Another big issue with proof-of-storage-for-consensus is that it's not progress free. You have to announce that you have the storage, you have to download files (and people have to be willing to upload the files to you - another issue we aren't certain how to solve). A malicous party controlling the network can just refuse to accept you as a contributor, and it won't matter how much storage you have because you will be ignored. This doesn't happen on Bitcoin because any random person can submit a proof of work. In Sia, this isn't currently possible.
=======
Dark days for Sia =/. But filecoin is also broken, permacoin is not efficient, maidsafe is opaque and very difficult to audit, and storj is underspecified. Cryptography is very hard, something I didn't properly appreciate until the past month or two. But Sia is not dead yet, we're just back to square 1 for the time being. The money hasn't run out yet and we won't give up until it does. Our total expenses since doing the crowd sale have been about 1/2 of what we raised. (through the crowd sale. We also have venture funding although that's in a completely different pool of money. Our responsibilities following the crowd sale is to make Sia, our responsibilities following venture funding is to make Nebulous Inc. a succesful corporation).
In the worst case, I think we will be able to create a less powerful system for peer to peer storage.

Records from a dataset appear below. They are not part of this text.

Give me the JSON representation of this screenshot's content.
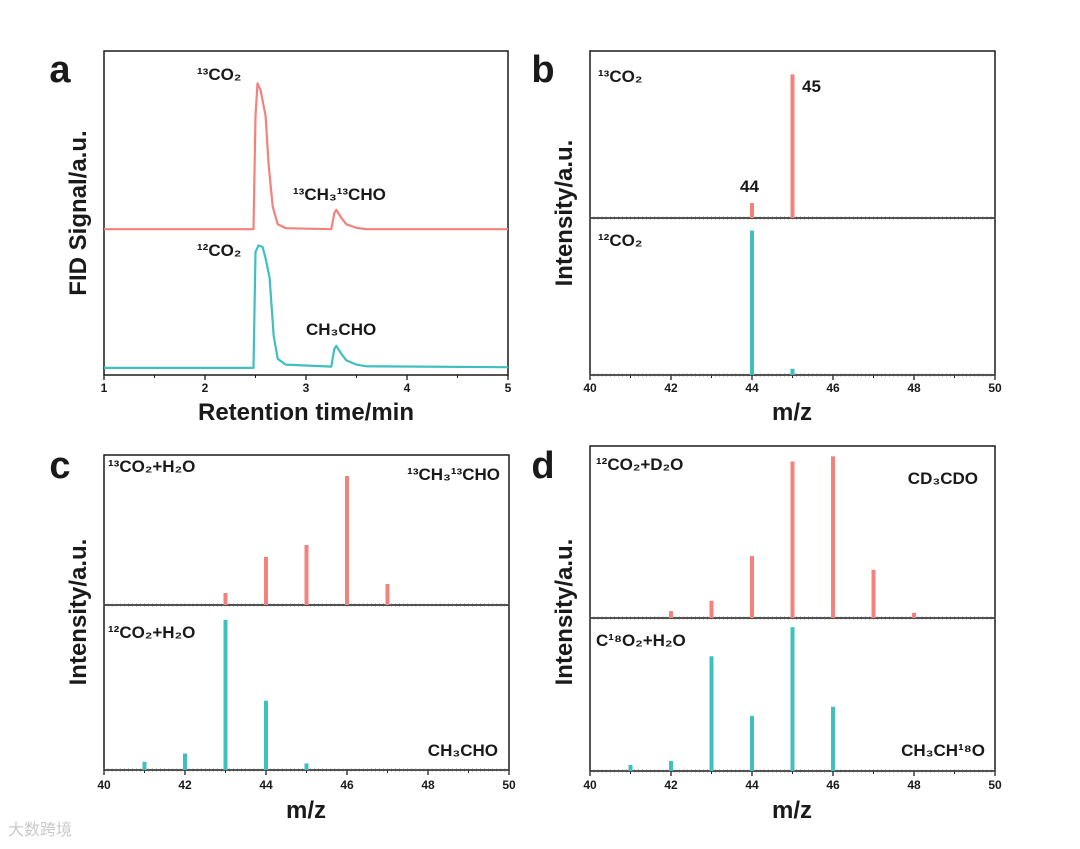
{
  "colors": {
    "red": "#F3827C",
    "teal": "#3FBFC0",
    "axis": "#1a1a1a"
  },
  "watermark": "大数跨境",
  "chart_data": [
    {
      "panel": "a",
      "type": "line",
      "xlabel": "Retention time/min",
      "ylabel": "FID Signal/a.u.",
      "xlim": [
        1,
        5
      ],
      "ylim": [
        0,
        100
      ],
      "xticks": [
        1,
        2,
        3,
        4,
        5
      ],
      "series": [
        {
          "name": "13CO2 trace",
          "color": "red",
          "x": [
            1,
            2.48,
            2.5,
            2.52,
            2.55,
            2.6,
            2.63,
            2.67,
            2.72,
            2.8,
            3.25,
            3.28,
            3.3,
            3.35,
            3.4,
            3.5,
            3.6,
            5
          ],
          "y": [
            45,
            45,
            80,
            90,
            88,
            80,
            65,
            52,
            46.5,
            45.3,
            45,
            50,
            51,
            48.5,
            46.5,
            45.4,
            45,
            45
          ]
        },
        {
          "name": "12CO2 trace",
          "color": "teal",
          "x": [
            1,
            2.48,
            2.5,
            2.53,
            2.57,
            2.6,
            2.64,
            2.68,
            2.72,
            2.8,
            3.25,
            3.28,
            3.3,
            3.35,
            3.4,
            3.5,
            3.6,
            5
          ],
          "y": [
            2.2,
            2.2,
            38,
            40,
            39.5,
            36,
            30,
            12,
            5,
            3.2,
            2.6,
            8,
            9,
            6.5,
            4.5,
            3.2,
            2.7,
            2.4
          ]
        }
      ],
      "annotations": [
        "¹³CO₂",
        "¹³CH₃¹³CHO",
        "¹²CO₂",
        "CH₃CHO"
      ]
    },
    {
      "panel": "b",
      "type": "bar",
      "xlabel": "m/z",
      "ylabel": "Intensity/a.u.",
      "xlim": [
        40,
        50
      ],
      "xticks": [
        40,
        42,
        44,
        46,
        48,
        50
      ],
      "series": [
        {
          "name": "¹³CO₂",
          "color": "red",
          "x": [
            44,
            45
          ],
          "values": [
            0.09,
            0.86
          ]
        },
        {
          "name": "¹²CO₂",
          "color": "teal",
          "x": [
            44,
            45
          ],
          "values": [
            0.92,
            0.04
          ]
        }
      ],
      "annotations": [
        "¹³CO₂",
        "45",
        "44",
        "¹²CO₂"
      ]
    },
    {
      "panel": "c",
      "type": "bar",
      "xlabel": "m/z",
      "ylabel": "Intensity/a.u.",
      "xlim": [
        40,
        50
      ],
      "xticks": [
        40,
        42,
        44,
        46,
        48,
        50
      ],
      "series": [
        {
          "name": "¹³CO₂+H₂O",
          "color": "red",
          "x": [
            43,
            44,
            45,
            46,
            47
          ],
          "values": [
            0.08,
            0.32,
            0.4,
            0.86,
            0.14
          ]
        },
        {
          "name": "¹²CO₂+H₂O",
          "color": "teal",
          "x": [
            41,
            42,
            43,
            44,
            45
          ],
          "values": [
            0.05,
            0.1,
            0.91,
            0.42,
            0.04
          ]
        }
      ],
      "annotations": [
        "¹³CO₂+H₂O",
        "¹³CH₃¹³CHO",
        "¹²CO₂+H₂O",
        "CH₃CHO"
      ]
    },
    {
      "panel": "d",
      "type": "bar",
      "xlabel": "m/z",
      "ylabel": "Intensity/a.u.",
      "xlim": [
        40,
        50
      ],
      "xticks": [
        40,
        42,
        44,
        46,
        48,
        50
      ],
      "series": [
        {
          "name": "¹²CO₂+D₂O",
          "color": "red",
          "x": [
            42,
            43,
            44,
            45,
            46,
            47,
            48
          ],
          "values": [
            0.04,
            0.1,
            0.36,
            0.91,
            0.94,
            0.28,
            0.03
          ]
        },
        {
          "name": "C¹⁸O₂+H₂O",
          "color": "teal",
          "x": [
            41,
            42,
            43,
            44,
            45,
            46
          ],
          "values": [
            0.04,
            0.065,
            0.75,
            0.36,
            0.94,
            0.42
          ]
        }
      ],
      "annotations": [
        "¹²CO₂+D₂O",
        "CD₃CDO",
        "C¹⁸O₂+H₂O",
        "CH₃CH¹⁸O"
      ]
    }
  ]
}
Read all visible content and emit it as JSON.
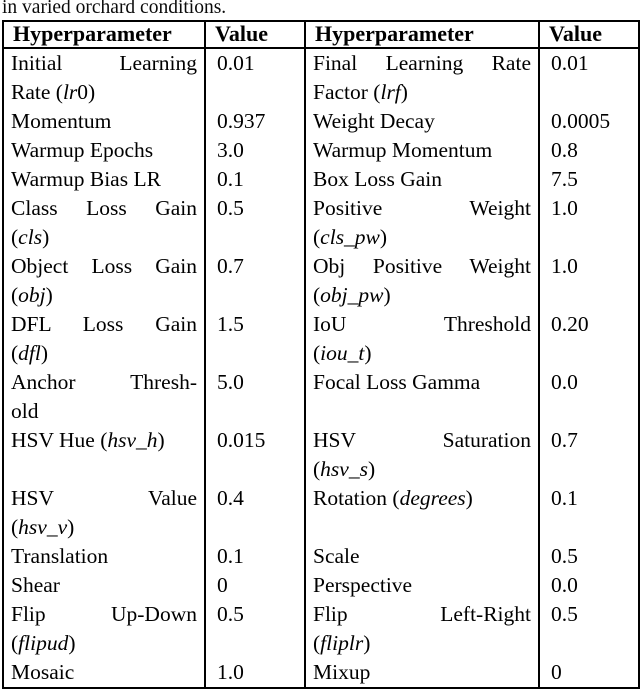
{
  "caption": "in varied orchard conditions.",
  "table": {
    "headers": [
      "Hyperparameter",
      "Value",
      "Hyperparameter",
      "Value"
    ],
    "rows": [
      {
        "param1": {
          "lines": [
            [
              {
                "t": "Initial Learning"
              }
            ],
            [
              {
                "t": "Rate ("
              },
              {
                "t": "lr",
                "i": true
              },
              {
                "t": "0)"
              }
            ]
          ]
        },
        "value1": "0.01",
        "param2": {
          "lines": [
            [
              {
                "t": "Final Learning Rate"
              }
            ],
            [
              {
                "t": "Factor ("
              },
              {
                "t": "lrf",
                "i": true
              },
              {
                "t": ")"
              }
            ]
          ]
        },
        "value2": "0.01"
      },
      {
        "param1": {
          "lines": [
            [
              {
                "t": "Momentum"
              }
            ]
          ]
        },
        "value1": "0.937",
        "param2": {
          "lines": [
            [
              {
                "t": "Weight Decay"
              }
            ]
          ]
        },
        "value2": "0.0005"
      },
      {
        "param1": {
          "lines": [
            [
              {
                "t": "Warmup Epochs"
              }
            ]
          ]
        },
        "value1": "3.0",
        "param2": {
          "lines": [
            [
              {
                "t": "Warmup Momentum"
              }
            ]
          ]
        },
        "value2": "0.8"
      },
      {
        "param1": {
          "lines": [
            [
              {
                "t": "Warmup Bias LR"
              }
            ]
          ]
        },
        "value1": "0.1",
        "param2": {
          "lines": [
            [
              {
                "t": "Box Loss Gain"
              }
            ]
          ]
        },
        "value2": "7.5"
      },
      {
        "param1": {
          "lines": [
            [
              {
                "t": "Class Loss Gain"
              }
            ],
            [
              {
                "t": "("
              },
              {
                "t": "cls",
                "i": true
              },
              {
                "t": ")"
              }
            ]
          ]
        },
        "value1": "0.5",
        "param2": {
          "lines": [
            [
              {
                "t": "Positive Weight"
              }
            ],
            [
              {
                "t": "("
              },
              {
                "t": "cls_pw",
                "i": true
              },
              {
                "t": ")"
              }
            ]
          ]
        },
        "value2": "1.0"
      },
      {
        "param1": {
          "lines": [
            [
              {
                "t": "Object Loss Gain"
              }
            ],
            [
              {
                "t": "("
              },
              {
                "t": "obj",
                "i": true
              },
              {
                "t": ")"
              }
            ]
          ]
        },
        "value1": "0.7",
        "param2": {
          "lines": [
            [
              {
                "t": "Obj Positive Weight"
              }
            ],
            [
              {
                "t": "("
              },
              {
                "t": "obj_pw",
                "i": true
              },
              {
                "t": ")"
              }
            ]
          ]
        },
        "value2": "1.0"
      },
      {
        "param1": {
          "lines": [
            [
              {
                "t": "DFL Loss Gain"
              }
            ],
            [
              {
                "t": "("
              },
              {
                "t": "dfl",
                "i": true
              },
              {
                "t": ")"
              }
            ]
          ]
        },
        "value1": "1.5",
        "param2": {
          "lines": [
            [
              {
                "t": "IoU Threshold"
              }
            ],
            [
              {
                "t": "("
              },
              {
                "t": "iou_t",
                "i": true
              },
              {
                "t": ")"
              }
            ]
          ]
        },
        "value2": "0.20"
      },
      {
        "param1": {
          "lines": [
            [
              {
                "t": "Anchor Thresh-"
              }
            ],
            [
              {
                "t": "old"
              }
            ]
          ]
        },
        "value1": "5.0",
        "param2": {
          "lines": [
            [
              {
                "t": "Focal Loss Gamma"
              }
            ]
          ]
        },
        "value2": "0.0"
      },
      {
        "param1": {
          "lines": [
            [
              {
                "t": "HSV Hue ("
              },
              {
                "t": "hsv_h",
                "i": true
              },
              {
                "t": ")"
              }
            ]
          ]
        },
        "value1": "0.015",
        "param2": {
          "lines": [
            [
              {
                "t": "HSV Saturation"
              }
            ],
            [
              {
                "t": "("
              },
              {
                "t": "hsv_s",
                "i": true
              },
              {
                "t": ")"
              }
            ]
          ]
        },
        "value2": "0.7"
      },
      {
        "param1": {
          "lines": [
            [
              {
                "t": "HSV Value"
              }
            ],
            [
              {
                "t": "("
              },
              {
                "t": "hsv_v",
                "i": true
              },
              {
                "t": ")"
              }
            ]
          ]
        },
        "value1": "0.4",
        "param2": {
          "lines": [
            [
              {
                "t": "Rotation ("
              },
              {
                "t": "degrees",
                "i": true
              },
              {
                "t": ")"
              }
            ]
          ]
        },
        "value2": "0.1"
      },
      {
        "param1": {
          "lines": [
            [
              {
                "t": "Translation"
              }
            ]
          ]
        },
        "value1": "0.1",
        "param2": {
          "lines": [
            [
              {
                "t": "Scale"
              }
            ]
          ]
        },
        "value2": "0.5"
      },
      {
        "param1": {
          "lines": [
            [
              {
                "t": "Shear"
              }
            ]
          ]
        },
        "value1": "0",
        "param2": {
          "lines": [
            [
              {
                "t": "Perspective"
              }
            ]
          ]
        },
        "value2": "0.0"
      },
      {
        "param1": {
          "lines": [
            [
              {
                "t": "Flip Up-Down"
              }
            ],
            [
              {
                "t": "("
              },
              {
                "t": "flipud",
                "i": true
              },
              {
                "t": ")"
              }
            ]
          ]
        },
        "value1": "0.5",
        "param2": {
          "lines": [
            [
              {
                "t": "Flip Left-Right"
              }
            ],
            [
              {
                "t": "("
              },
              {
                "t": "fliplr",
                "i": true
              },
              {
                "t": ")"
              }
            ]
          ]
        },
        "value2": "0.5"
      },
      {
        "param1": {
          "lines": [
            [
              {
                "t": "Mosaic"
              }
            ]
          ]
        },
        "value1": "1.0",
        "param2": {
          "lines": [
            [
              {
                "t": "Mixup"
              }
            ]
          ]
        },
        "value2": "0"
      }
    ]
  }
}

Instead of selling storage to a broader network, you'd sell storage to individual peers. The peers would need to be responsible for picking reliable and honest hosts, which they could achieve by using reputation, randomness, and redundancy.
sorry guys I hope the next major update has more positive news. As always, happy to walk you through anything and explain exactly what's broken. Also happy to highlight questions you have about other systems, though it's very time consuming to take a close look.